Sobre os preocupantes malefícios da maconha, uma matéria muito bem fundamentada, de autoria de pesquisadores norte-americanos do ‘National Institute on Drug Abuse’, foi publicada no dia 5 de junho no ‘The New England Journal of Medicine’ — revista da Sociedade Médica de Massachusetts (EUA), uma das mais prestigiadas do mundo.

O estudo comprova os danos que causam o THC — sigla de tetra-hidrocanabinol, substância que se encontra nas folhas da ‘cannabis’. Entre diversos malefícios da maconha, os pesquisadores revelam que 9% dos usuários ficam dependentes, causando neles crises de abstinência e, em consequência, irritabilidade, insônia, instabilidade de humor e ansiedade.
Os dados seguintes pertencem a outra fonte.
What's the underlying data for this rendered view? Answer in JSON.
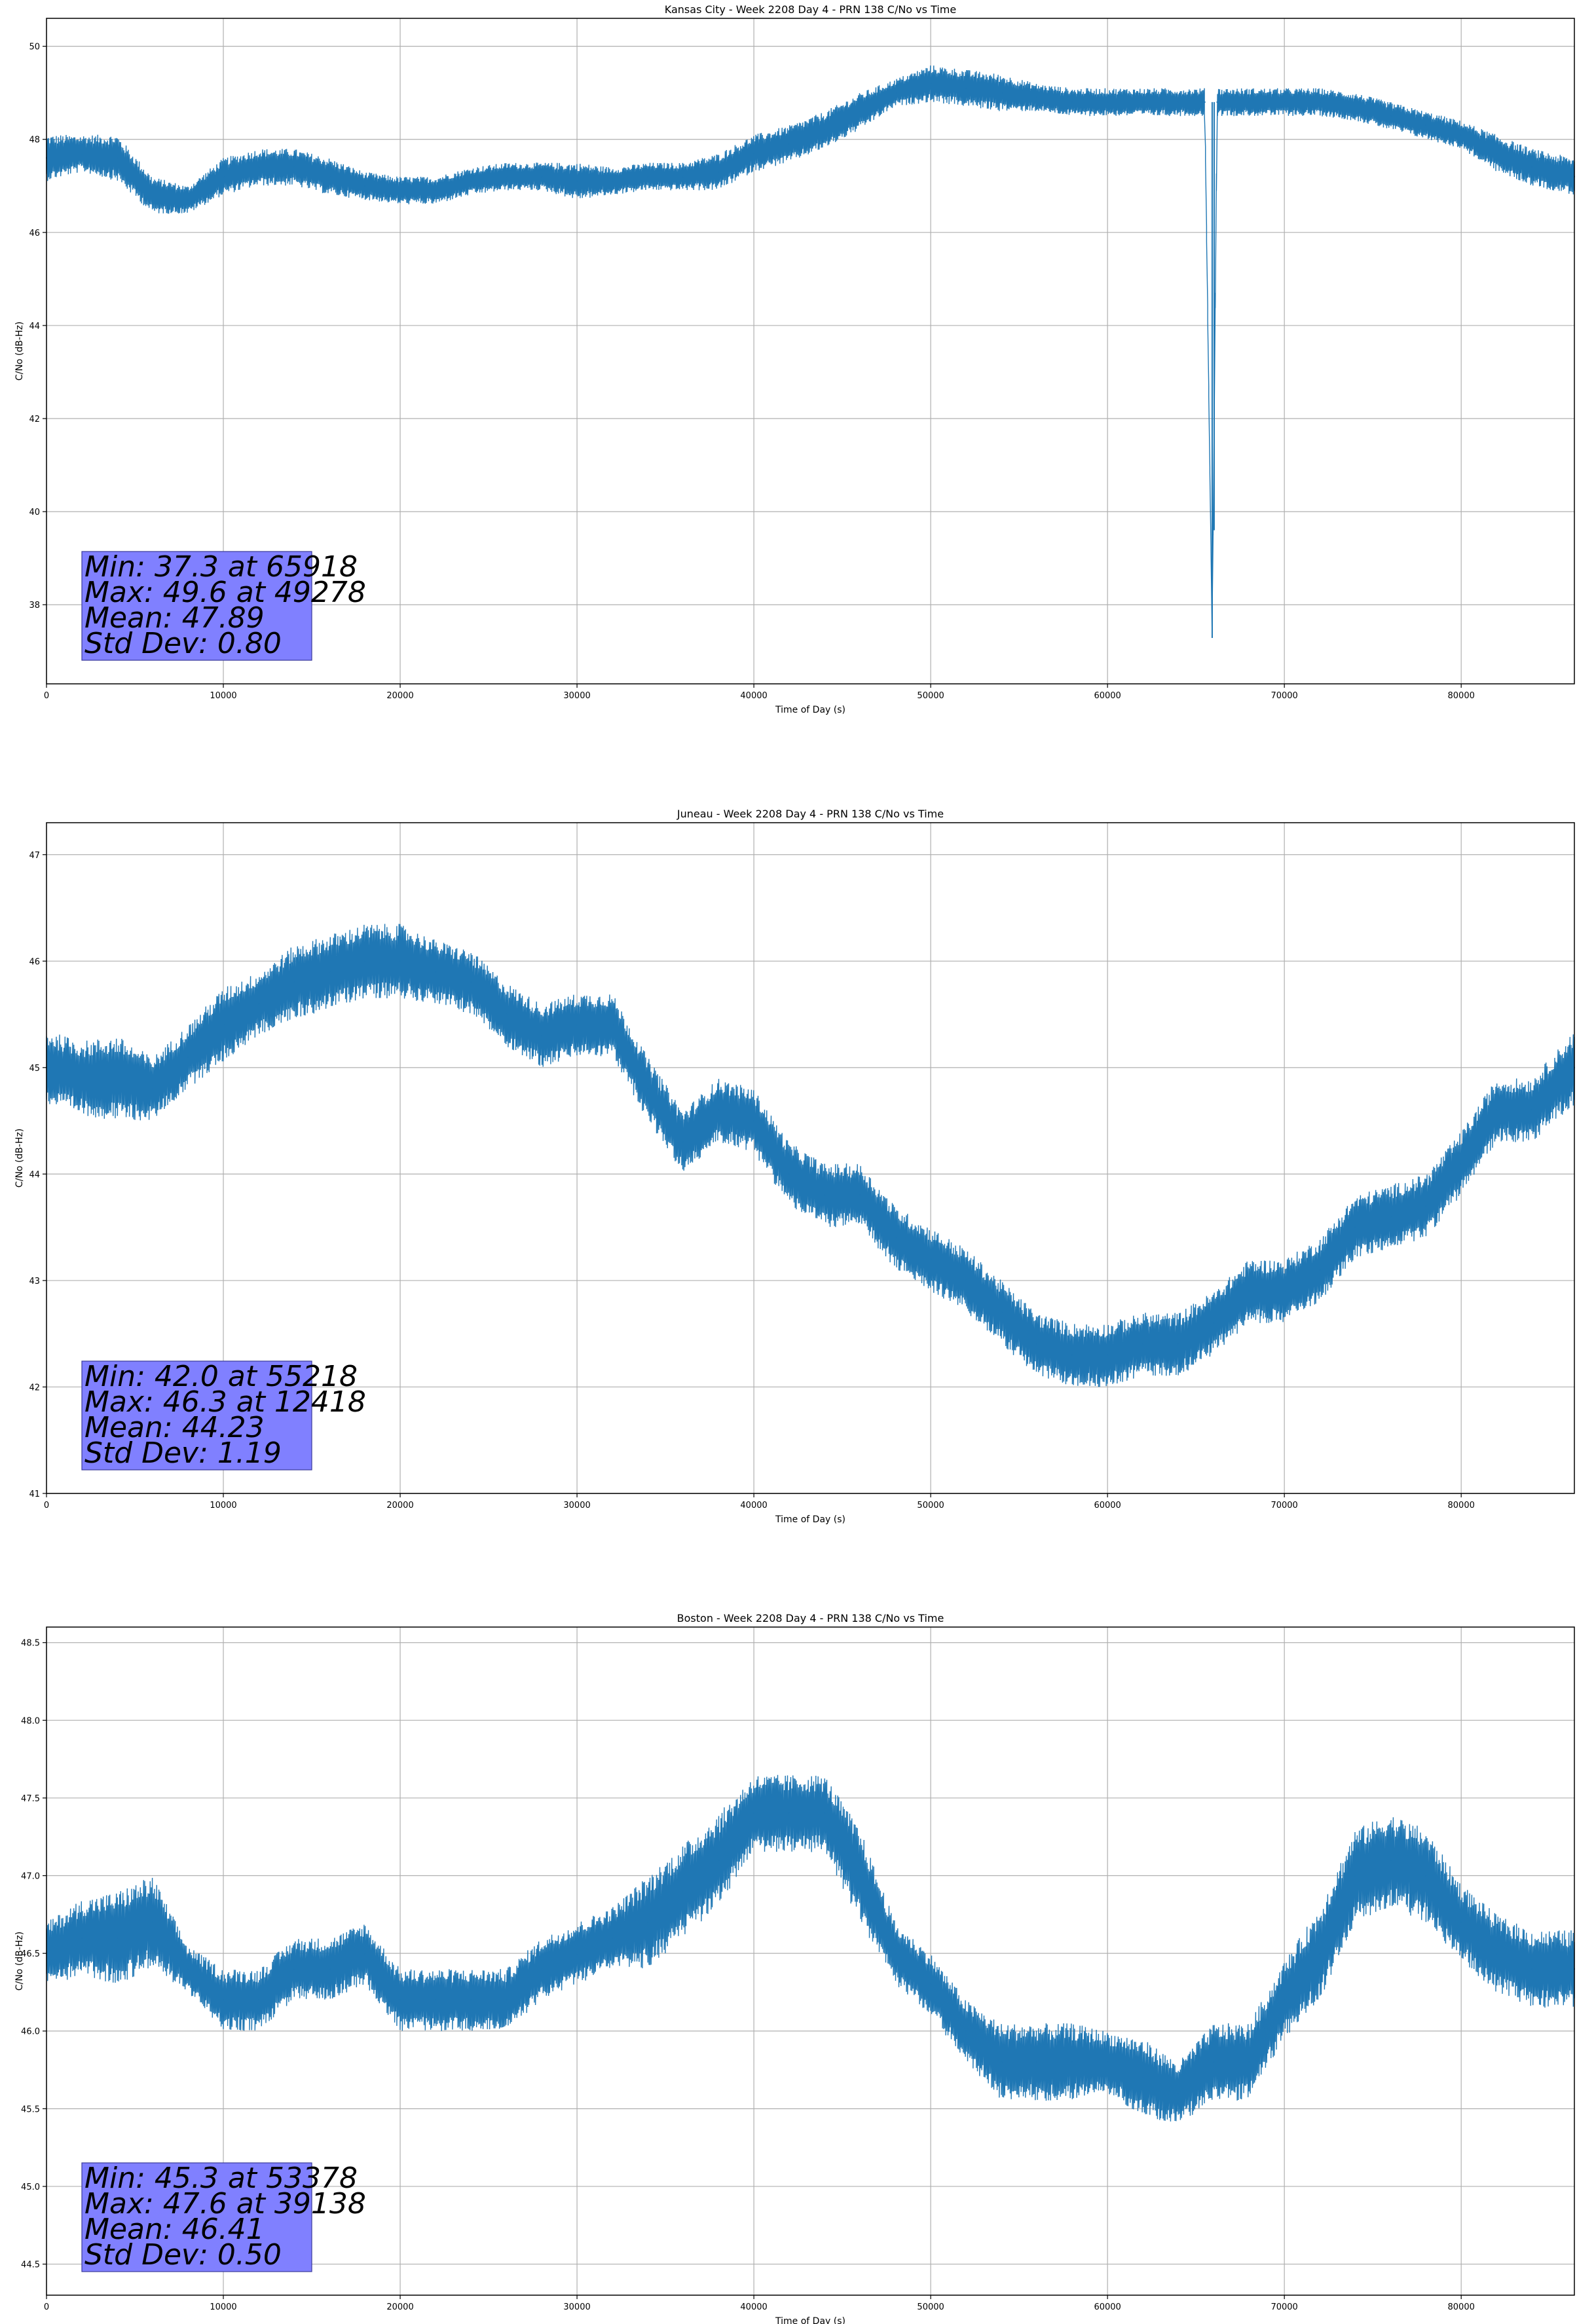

Segundo os mesmos pesquisadores, os ‘maconheiros’ apresentam menos conexões entre neurônios em áreas específicas do cérebro, que controlam funções como aprendizado e memória; que o uso regular da maconha aumenta o risco de crises de ansiedade, depressão e psicoses, sobretudo em pessoas com vulnerabilidade genética; provoca inflamações das vias aéreas; danifica as artérias e predispõe ao infarto e ao derrame cerebral.

Em razão do conhecimento real dos graves prejuízos provocados pela ‘cannabis’, torna-se incompreensível que ainda haja pessoas — até mesmo entre figuras que desejam aparecer como ‘moderninhas’ e tidas, no Brasil, como intelectuais — que defendam a descriminalização da droga e que ainda se autorize ‘Marchas pela legalização da maconha’.”